MrsTittleMouse Tue 15-Jul-08 08:47:07

shock
OK, so those two stories are dreadful. We always phoned grandparents, even though they weren't badly off, because we were both working and they weren't. Twas only fair.
And there was no way that we would expect such close relatives to dance around all our plans. The problem that we had was that we had bugger all holiday allowance, so if we saved it up for a trip to the UK then that was our only chance to relax and take some time out. Which never happened.

oranges Tue 15-Jul-08 08:57:33

It's really tough trying to keep in touch with people after you move abroad. I used to do the running but did draw the line on my birthday, when people would send a text asking me to call so they could wish me happy birthday. I did think then that they could pay for at least a quick call or send a card.

quinne, I think your dh is right about the 'out of sight out of mind' mentality. I found that when we spent a year back in the UK last year all the really good friends made an effort to call and come and visit even though we were quite far out of London where most of them were. I had forgotten that these people lead incredibly busy lives and social lives are planned around hectic working schedules often involving last minute travelling and pre booked weekends booked months in advance. Naturally my sister and nephew came to stay a couple of times, but for my single childfree living-it-up-in-London sister it was a huge effort and she didn't see our new baby until he was 3 months old. I was quite upset about her lack of effort. It was and it wasn't, quite easy to slip back into life with our old friends and to compensate I made quite a lot of new friends locally, who ironically have hardly been in touch since we left the UK in January. Family is family, often you just have to shut up and put up, but with friends I think you would find that the ones that really matter to you and you to them will keep in touch, even if not as frequently as you both would like.

I can totally understand your sentiments floaty. It wouldn't cross my mind to act in such a way on my return and we normally try to give as much notice as possible so as not to put people out. Of course we want to see everyone, its just so tiring to rush around with 3 small dc, living out of a suitcase in other people's houses, during our very limited holiday allowance. Plus there has to be time to fit in all the necessary shopping wink

quinne Tue 15-Jul-08 14:13:00

our first trip home we visited everyone in a fortnight taking in Scotland, southwest england and London. Now we just do one portion at a time.

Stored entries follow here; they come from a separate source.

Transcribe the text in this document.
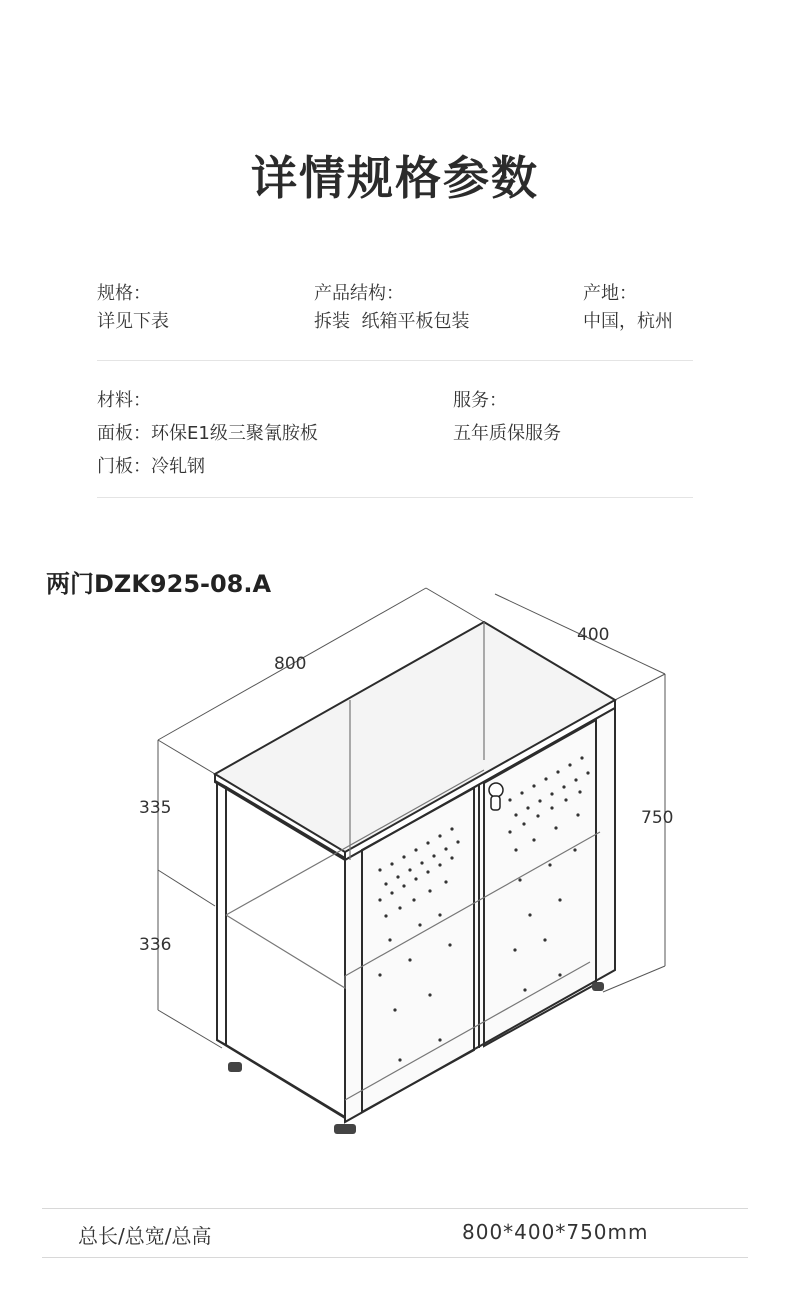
详情规格参数
规格：
详见下表
产品结构：
拆装  纸箱平板包装
产地：
中国，杭州
材料：
面板：环保E1级三聚氰胺板
门板：冷轧钢
服务：
五年质保服务
两门DZK925-08.A
800
400
750
335
336
总长/总宽/总高	800*400*750mm
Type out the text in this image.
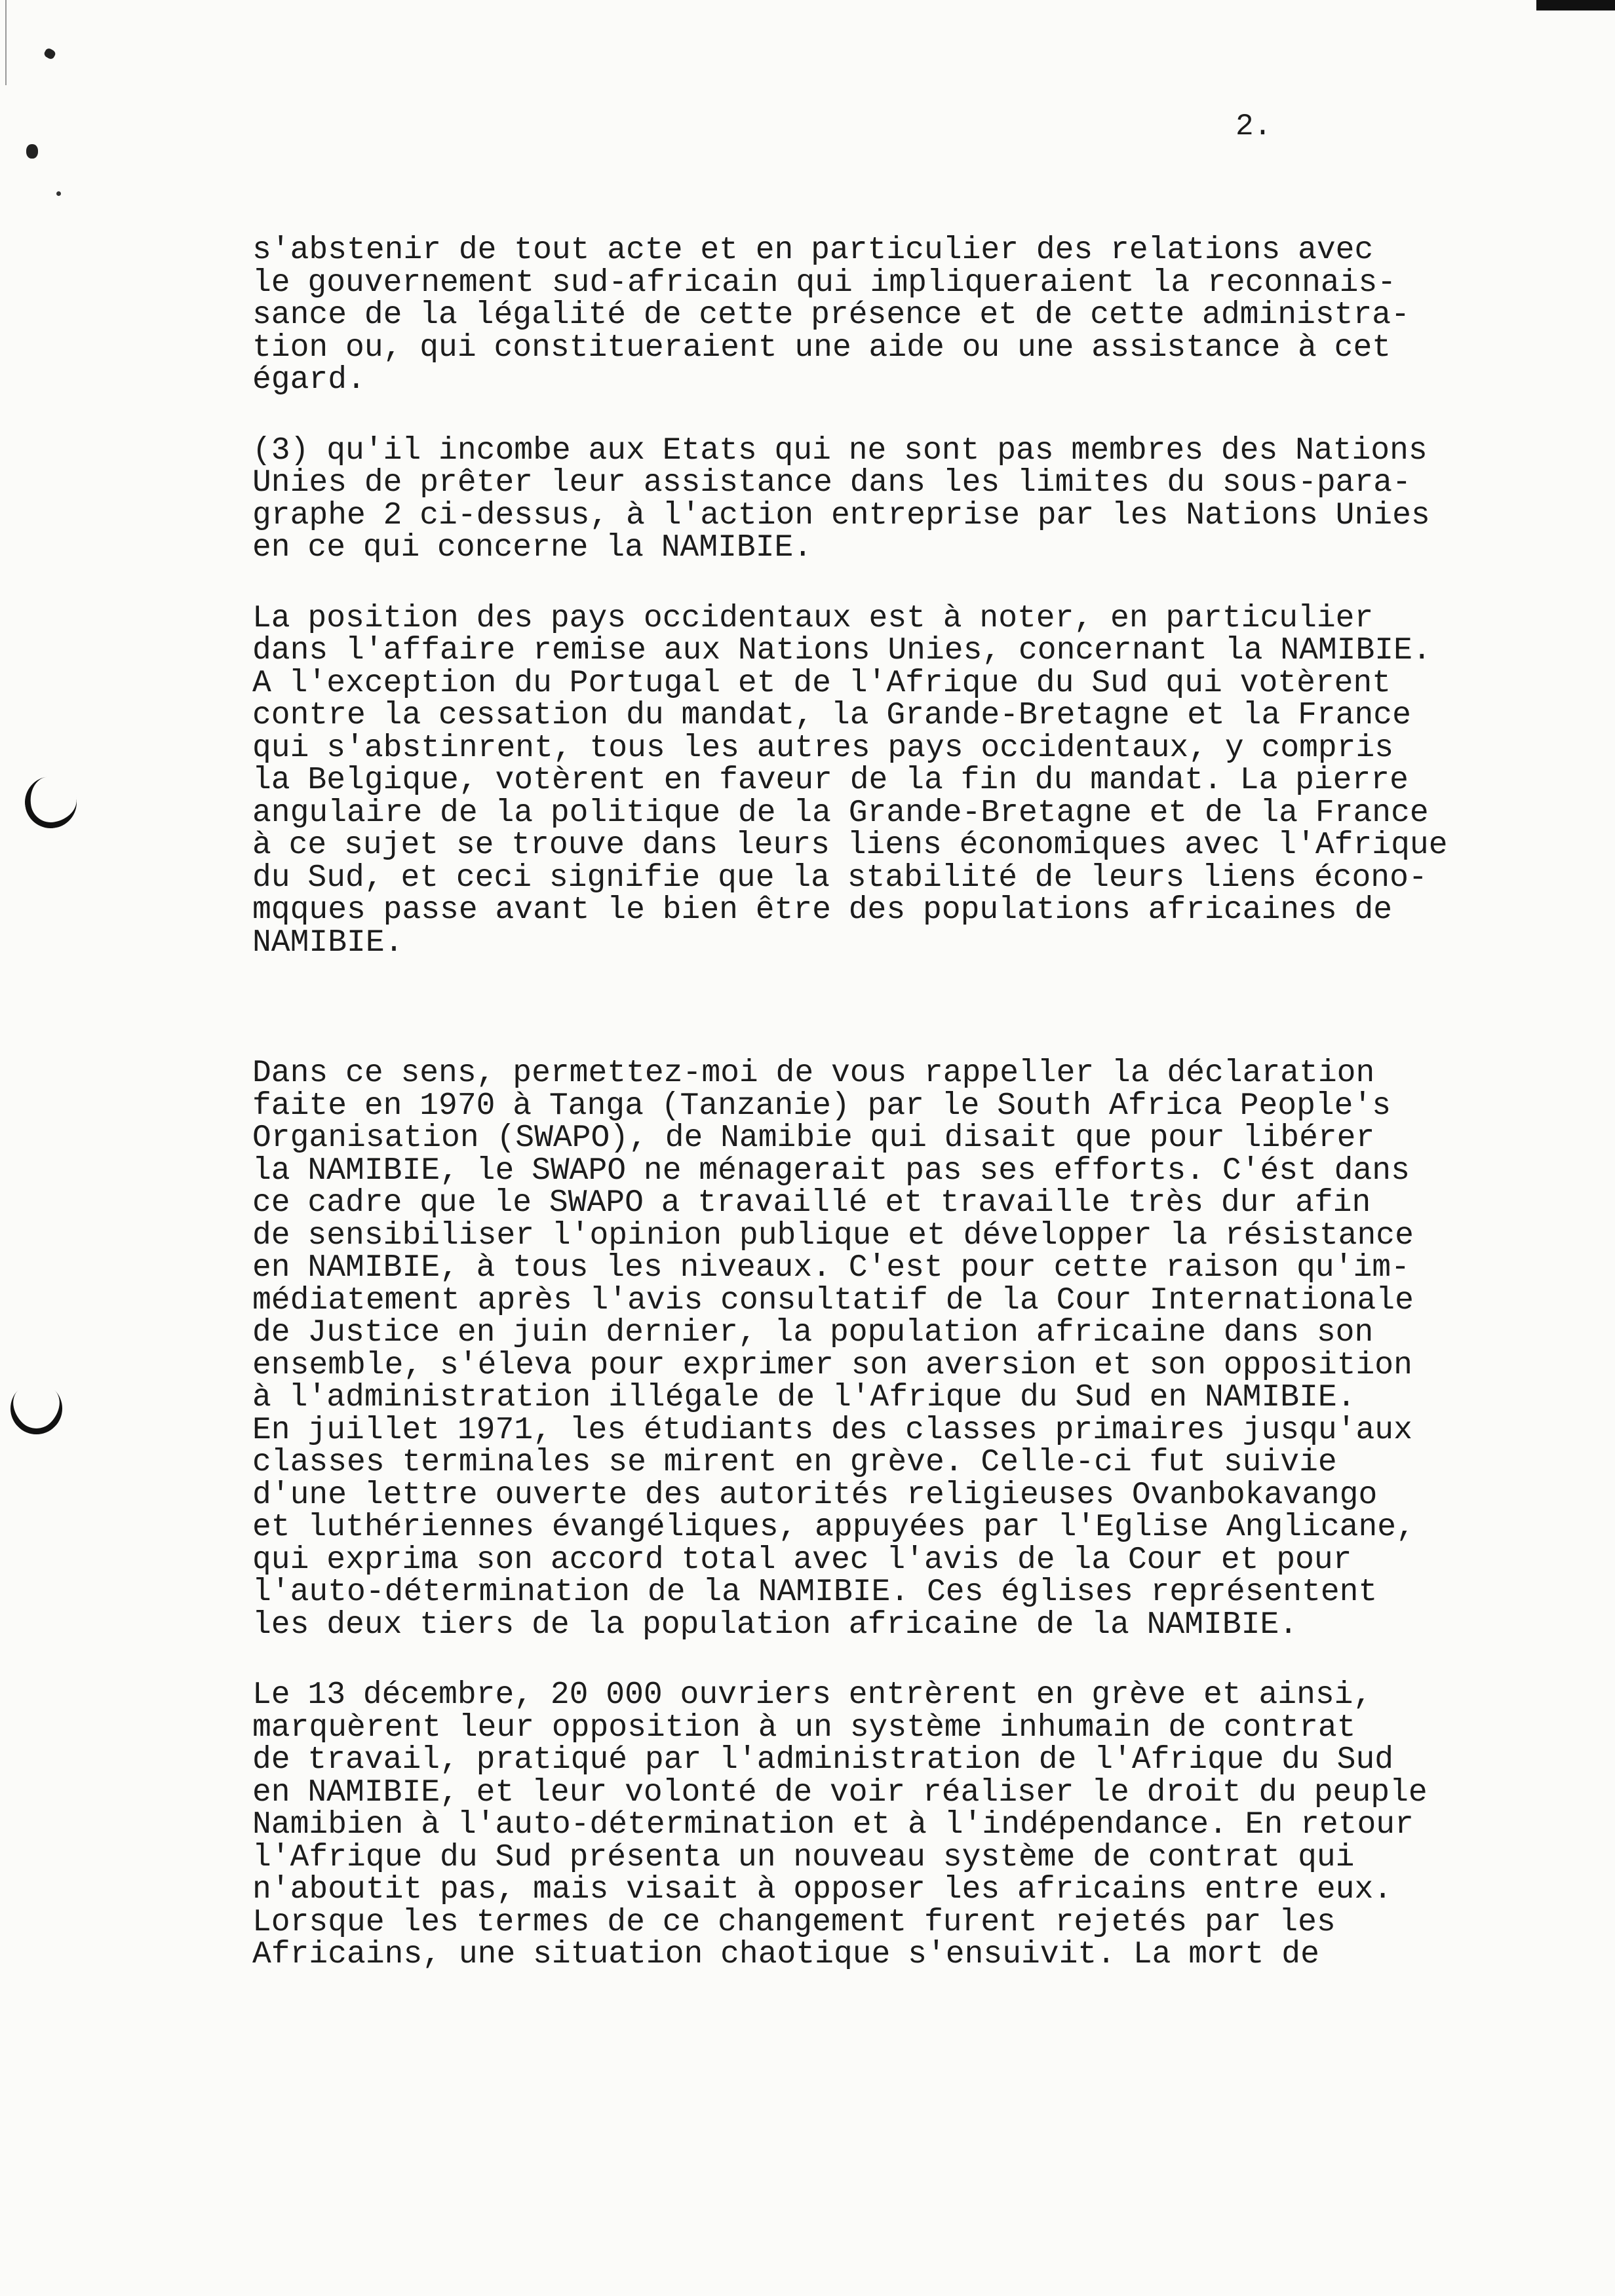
2.
s'abstenir de tout acte et en particulier des relations avec
le gouvernement sud-africain qui impliqueraient la reconnais-
sance de la légalité de cette présence et de cette administra-
tion ou, qui constitueraient une aide ou une assistance à cet
égard.
(3) qu'il incombe aux Etats qui ne sont pas membres des Nations
Unies de prêter leur assistance dans les limites du sous-para-
graphe 2 ci-dessus, à l'action entreprise par les Nations Unies
en ce qui concerne la NAMIBIE.
La position des pays occidentaux est à noter, en particulier
dans l'affaire remise aux Nations Unies, concernant la NAMIBIE.
A l'exception du Portugal et de l'Afrique du Sud qui votèrent
contre la cessation du mandat, la Grande-Bretagne et la France
qui s'abstinrent, tous les autres pays occidentaux, y compris
la Belgique, votèrent en faveur de la fin du mandat. La pierre
angulaire de la politique de la Grande-Bretagne et de la France
à ce sujet se trouve dans leurs liens économiques avec l'Afrique
du Sud, et ceci signifie que la stabilité de leurs liens écono-
mqques passe avant le bien être des populations africaines de
NAMIBIE.
Dans ce sens, permettez-moi de vous rappeller la déclaration
faite en 1970 à Tanga (Tanzanie) par le South Africa People's
Organisation (SWAPO), de Namibie qui disait que pour libérer
la NAMIBIE, le SWAPO ne ménagerait pas ses efforts. C'ést dans
ce cadre que le SWAPO a travaillé et travaille très dur afin
de sensibiliser l'opinion publique et développer la résistance
en NAMIBIE, à tous les niveaux. C'est pour cette raison qu'im-
médiatement après l'avis consultatif de la Cour Internationale
de Justice en juin dernier, la population africaine dans son
ensemble, s'éleva pour exprimer son aversion et son opposition
à l'administration illégale de l'Afrique du Sud en NAMIBIE.
En juillet 1971, les étudiants des classes primaires jusqu'aux
classes terminales se mirent en grève. Celle-ci fut suivie
d'une lettre ouverte des autorités religieuses Ovanbokavango
et luthériennes évangéliques, appuyées par l'Eglise Anglicane,
qui exprima son accord total avec l'avis de la Cour et pour
l'auto-détermination de la NAMIBIE. Ces églises représentent
les deux tiers de la population africaine de la NAMIBIE.
Le 13 décembre, 20 000 ouvriers entrèrent en grève et ainsi,
marquèrent leur opposition à un système inhumain de contrat
de travail, pratiqué par l'administration de l'Afrique du Sud
en NAMIBIE, et leur volonté de voir réaliser le droit du peuple
Namibien à l'auto-détermination et à l'indépendance. En retour
l'Afrique du Sud présenta un nouveau système de contrat qui
n'aboutit pas, mais visait à opposer les africains entre eux.
Lorsque les termes de ce changement furent rejetés par les
Africains, une situation chaotique s'ensuivit. La mort de
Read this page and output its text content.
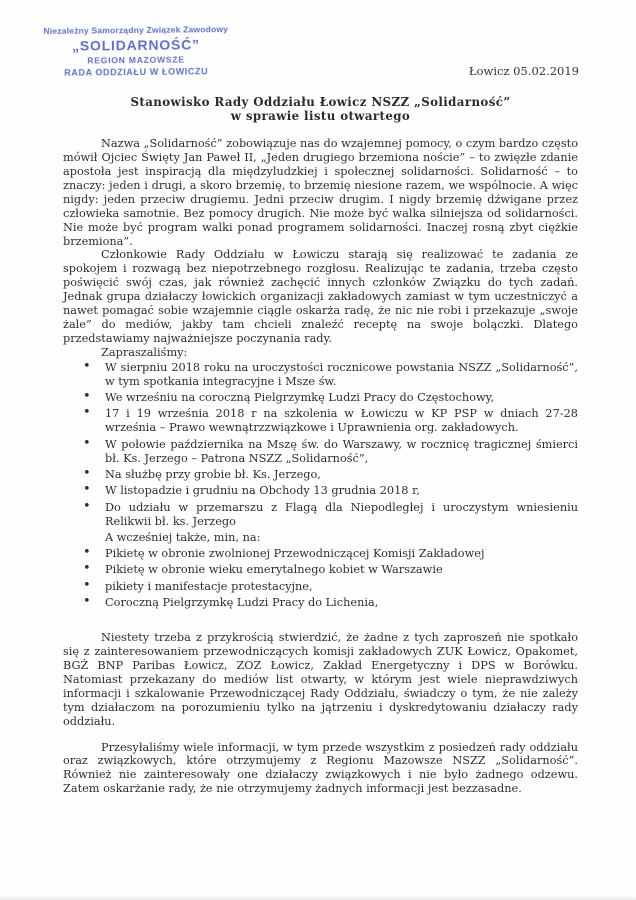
Niezależny Samorządny Związek Zawodowy
„SOLIDARNOŚĆ”
REGION MAZOWSZE
RADA ODDZIAŁU W ŁOWICZU	Łowicz 05.02.2019
Stanowisko Rady Oddziału Łowicz NSZZ „Solidarność”
w sprawie listu otwartego

Nazwa „Solidarność” zobowiązuje nas do wzajemnej pomocy, o czym bardzo często mówił Ojciec Święty Jan Paweł II, „Jeden drugiego brzemiona noście” – to zwięzłe zdanie apostoła jest inspiracją dla międzyludzkiej i społecznej solidarności. Solidarność – to znaczy: jeden i drugi, a skoro brzemię, to brzemię niesione razem, we wspólnocie. A więc nigdy: jeden przeciw drugiemu. Jedni przeciw drugim. I nigdy brzemię dźwigane przez człowieka samotnie. Bez pomocy drugich. Nie może być walka silniejsza od solidarności. Nie może być program walki ponad programem solidarności. Inaczej rosną zbyt ciężkie brzemiona”.

Członkowie Rady Oddziału w Łowiczu starają się realizować te zadania ze spokojem i rozwagą bez niepotrzebnego rozgłosu. Realizując te zadania, trzeba często poświęcić swój czas, jak również zachęcić innych członków Związku do tych zadań. Jednak grupa działaczy łowickich organizacji zakładowych zamiast w tym uczestniczyć a nawet pomagać sobie wzajemnie ciągle oskarża radę, że nic nie robi i przekazuje „swoje żale” do mediów, jakby tam chcieli znaleźć receptę na swoje bolączki. Dlatego przedstawiamy najważniejsze poczynania rady.

Zapraszaliśmy:

• W sierpniu 2018 roku na uroczystości rocznicowe powstania NSZZ „Solidarność”, w tym spotkania integracyjne i Msze św.
• We wrześniu na coroczną Pielgrzymkę Ludzi Pracy do Częstochowy,
• 17 i 19 września 2018 r na szkolenia w Łowiczu w KP PSP w dniach 27-28 września – Prawo wewnątrzzwiązkowe i Uprawnienia org. zakładowych.
• W połowie października na Mszę św. do Warszawy, w rocznicę tragicznej śmierci bł. Ks. Jerzego – Patrona NSZZ „Solidarność”,
• Na służbę przy grobie bł. Ks. Jerzego,
• W listopadzie i grudniu na Obchody 13 grudnia 2018 r,
• Do udziału w przemarszu z Flagą dla Niepodległej i uroczystym wniesieniu Relikwii bł. ks. Jerzego
A wcześniej także, min, na:
• Pikietę w obronie zwolnionej Przewodniczącej Komisji Zakładowej
• Pikietę w obronie wieku emerytalnego kobiet w Warszawie
• pikiety i manifestacje protestacyjne,
• Coroczną Pielgrzymkę Ludzi Pracy do Lichenia,

Niestety trzeba z przykrością stwierdzić, że żadne z tych zaproszeń nie spotkało się z zainteresowaniem przewodniczących komisji zakładowych ZUK Łowicz, Opakomet, BGŻ BNP Paribas Łowicz, ZOZ Łowicz, Zakład Energetyczny i DPS w Borówku. Natomiast przekazany do mediów list otwarty, w którym jest wiele nieprawdziwych informacji i szkalowanie Przewodniczącej Rady Oddziału, świadczy o tym, że nie zależy tym działaczom na porozumieniu tylko na jątrzeniu i dyskredytowaniu działaczy rady oddziału.

Przesyłaliśmy wiele informacji, w tym przede wszystkim z posiedzeń rady oddziału oraz związkowych, które otrzymujemy z Regionu Mazowsze NSZZ „Solidarność”. Również nie zainteresowały one działaczy związkowych i nie było żadnego odzewu. Zatem oskarżanie rady, że nie otrzymujemy żadnych informacji jest bezzasadne.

LOL at the shopping comment. Its a big element for us too - we go back to the UK with an empty suitcase every six months to load up on new clothes for our sons. Then with any spare space we pack out the suitcase with supermarket shopping. I used to buy into the "rip off britain" idea but its not true, at least compared to Eastern Europe

Aha, a shopping buddy, always good to have smile where are you quinne by the way?

quinne Tue 15-Jul-08 20:03:31

Croatia... how about you?

you wouldn't believe the things that go on our Uk shopping list... mirror screws, polyfilla, calpol, 10 pairs of shorts age 5-6, 5 pairs age 4-5, 10 t-shirts etc, novels, school books, birthday cards for the next six months.... Its like a military operation when we go back to the UK and packing the night before is an art form! So far we've never been charged for excess luggage but that's more about the goodwill of the check in staff who see us laden and with two children in tow. Even our sons know not to complain about wearing 5 layers of clothing at that moment!